But before I share, I should probably clarify. When I said toboggan, many of you thought of this:
What I’m referring to is in the photograph, but it’s not the sled. If you look up the word “toboggan” in your trusty Merriam-Webster, the third definition reads “Chiefly Southern US and Midland US : Stocking Cap.”
We headed out for our morning walk with the dogs on the greenway snaking through our neighborhood. Because of the chill in the air, I had my toboggan snug on my head. A hat, not a sled.
I can’t tell you what happened. I have no idea. But I realized my toboggan—hat—was no longer on my head. We backtracked and searched, but no luck. Not a big deal, right, it’s only a cheap hat, so we stopped searching. If it had been an expensive sled, maybe we wouldn’t have stopped.

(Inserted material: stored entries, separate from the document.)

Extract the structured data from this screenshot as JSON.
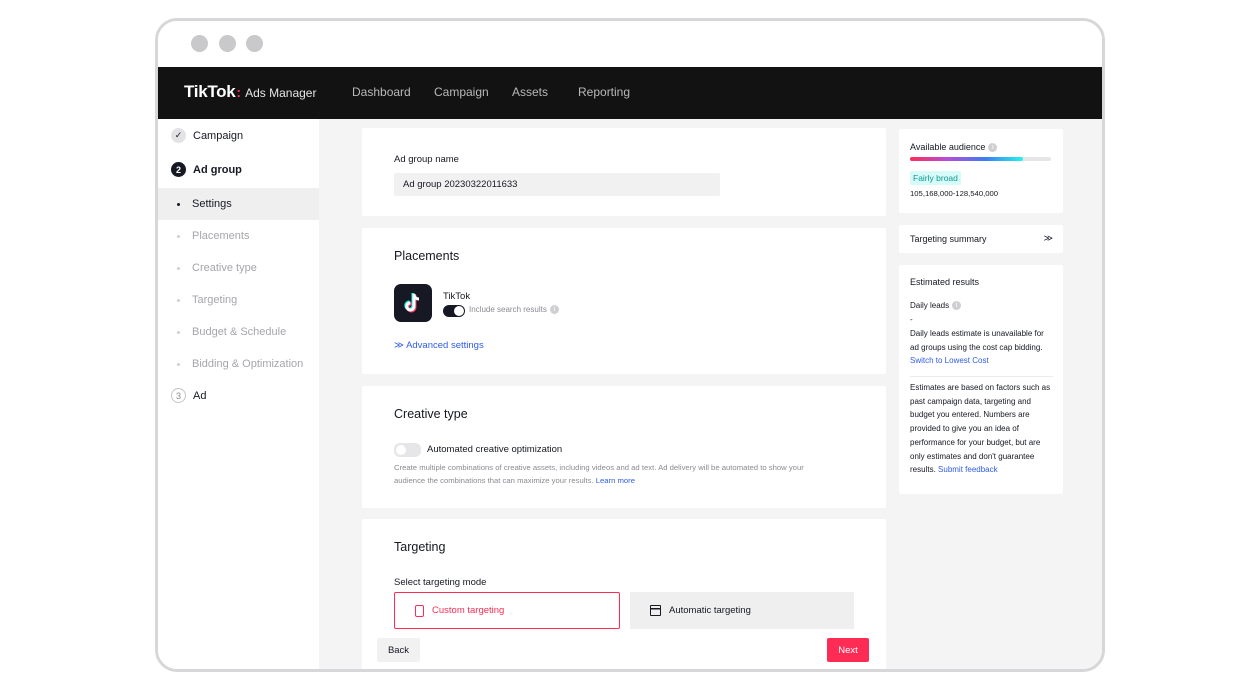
{
  "app": {
    "logo_main": "TikTok",
    "logo_sub": "Ads Manager",
    "nav": [
      "Dashboard",
      "Campaign",
      "Assets",
      "Reporting"
    ]
  },
  "sidebar": {
    "steps": [
      {
        "label": "Campaign",
        "marker": "✓"
      },
      {
        "label": "Ad group",
        "marker": "2"
      },
      {
        "label": "Ad",
        "marker": "3"
      }
    ],
    "subitems": [
      "Settings",
      "Placements",
      "Creative type",
      "Targeting",
      "Budget & Schedule",
      "Bidding & Optimization"
    ]
  },
  "ad_group_name": {
    "label": "Ad group name",
    "value": "Ad group 20230322011633"
  },
  "placements": {
    "title": "Placements",
    "app_name": "TikTok",
    "search_results_label": "Include search results",
    "search_results_on": true,
    "advanced_settings": "Advanced settings"
  },
  "creative_type": {
    "title": "Creative type",
    "toggle_label": "Automated creative optimization",
    "toggle_on": false,
    "description_line1": "Create multiple combinations of creative assets, including videos and ad text. Ad delivery will be automated to show your",
    "description_line2": "audience the combinations that can maximize your results.",
    "learn_more": "Learn more"
  },
  "targeting": {
    "title": "Targeting",
    "mode_label": "Select targeting mode",
    "custom": "Custom targeting",
    "automatic": "Automatic targeting"
  },
  "footer": {
    "back": "Back",
    "next": "Next"
  },
  "audience": {
    "title": "Available audience",
    "level_fraction": 0.8,
    "badge": "Fairly broad",
    "range": "105,168,000-128,540,000"
  },
  "targeting_summary": {
    "title": "Targeting summary"
  },
  "estimated": {
    "title": "Estimated results",
    "daily_leads_label": "Daily leads",
    "daily_leads_value": "-",
    "unavailable_line1": "Daily leads estimate is unavailable for",
    "unavailable_line2": "ad groups using the cost cap bidding.",
    "switch_link": "Switch to Lowest Cost",
    "note_lines": [
      "Estimates are based on factors such as",
      "past campaign data, targeting and",
      "budget you entered. Numbers are",
      "provided to give you an idea of",
      "performance for your budget, but are",
      "only estimates and don't guarantee"
    ],
    "note_last": "results.",
    "feedback_link": "Submit feedback"
  }
}
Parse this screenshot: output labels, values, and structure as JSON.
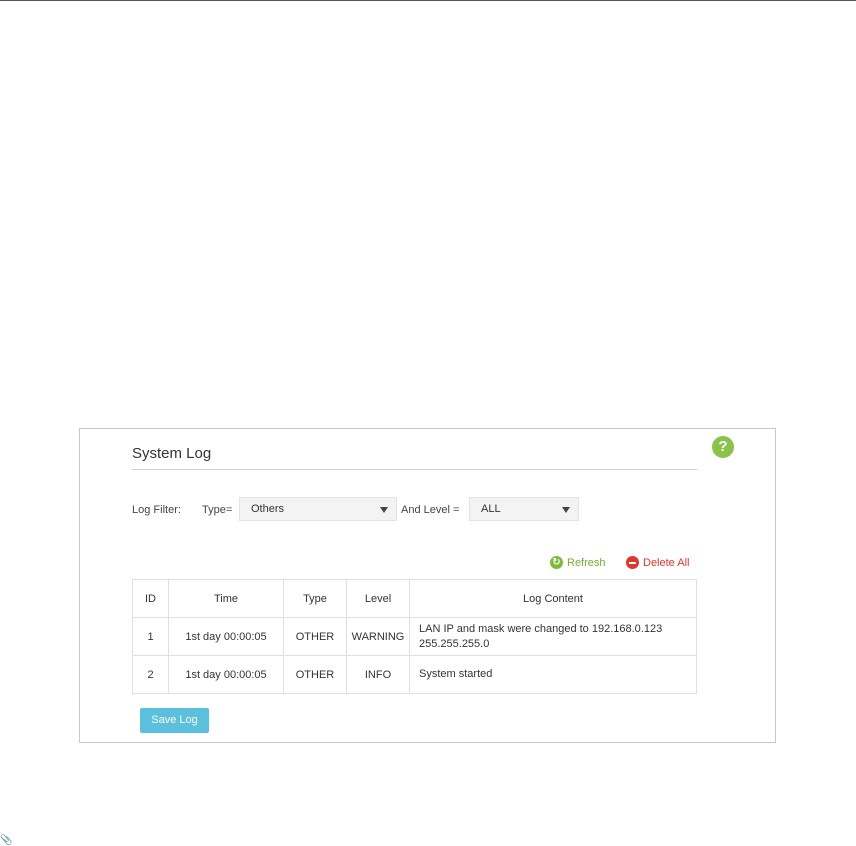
{
  "panel": {
    "title": "System Log",
    "help_icon": "question-icon",
    "help_label": "?"
  },
  "filter": {
    "label": "Log Filter:",
    "type_label": "Type=",
    "type_value": "Others",
    "level_label": "And Level =",
    "level_value": "ALL"
  },
  "actions": {
    "refresh_label": "Refresh",
    "refresh_icon": "refresh-icon",
    "delete_label": "Delete All",
    "delete_icon": "minus-circle-icon"
  },
  "table": {
    "headers": [
      "ID",
      "Time",
      "Type",
      "Level",
      "Log Content"
    ],
    "rows": [
      {
        "id": "1",
        "time": "1st day 00:00:05",
        "type": "OTHER",
        "level": "WARNING",
        "content_line1": "LAN IP and mask were changed to 192.168.0.123",
        "content_line2": "255.255.255.0"
      },
      {
        "id": "2",
        "time": "1st day 00:00:05",
        "type": "OTHER",
        "level": "INFO",
        "content_line1": "System started",
        "content_line2": ""
      }
    ]
  },
  "save_label": "Save Log",
  "colors": {
    "accent_green": "#7bbd37",
    "danger_red": "#e0362b",
    "button_blue": "#5bc0de"
  }
}
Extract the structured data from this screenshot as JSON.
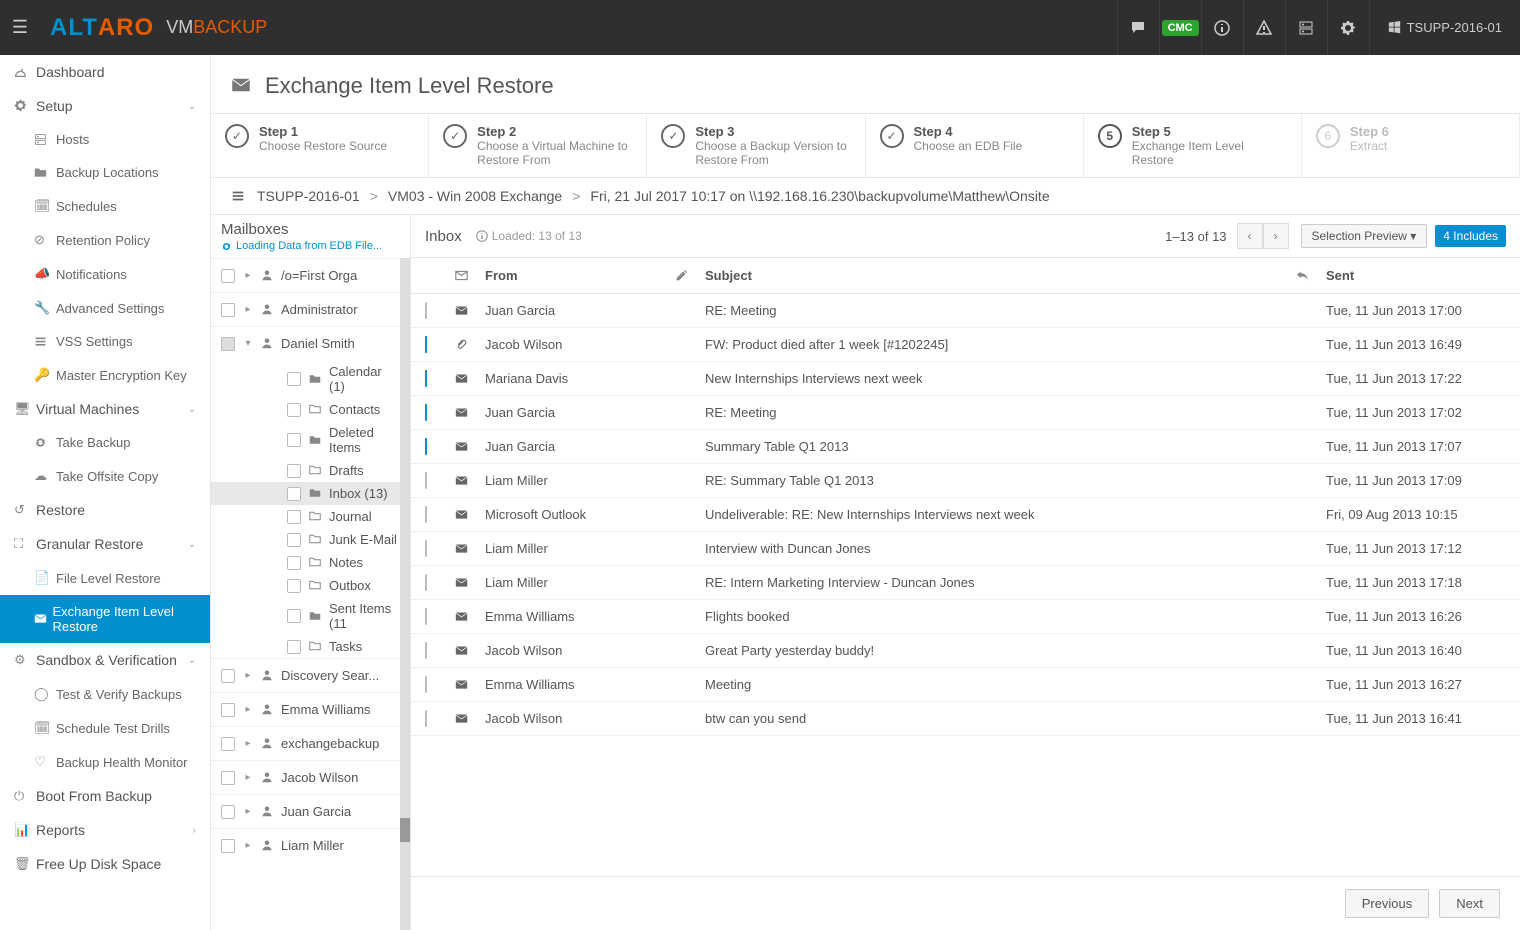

Fast forward to the afternoon and the second long walk of the day with my ridiculously spoiled herd of dogs. We walk down the street to the nearest entrance to the greenway. Mounted on the top of the sign post—my toboggan.
Now this seems like nothing. Someone found the hat and put it on the post to await its rightful owner. Dozens of people passed it sitting on the post and didn’t take it, deciding it should wait to be properly claimed. Many people doing such a simple, and yet such a good thing.
Just a cheap hat, right? What’s the big deal?
That same day, I saw a social media post. A woman found an envelope in the parking lot of a local grocery store. Inside was a stack of recently purchased lottery tickets. Her post was an effort to find the rightful owner. No one, except her, would’ve known she kept them.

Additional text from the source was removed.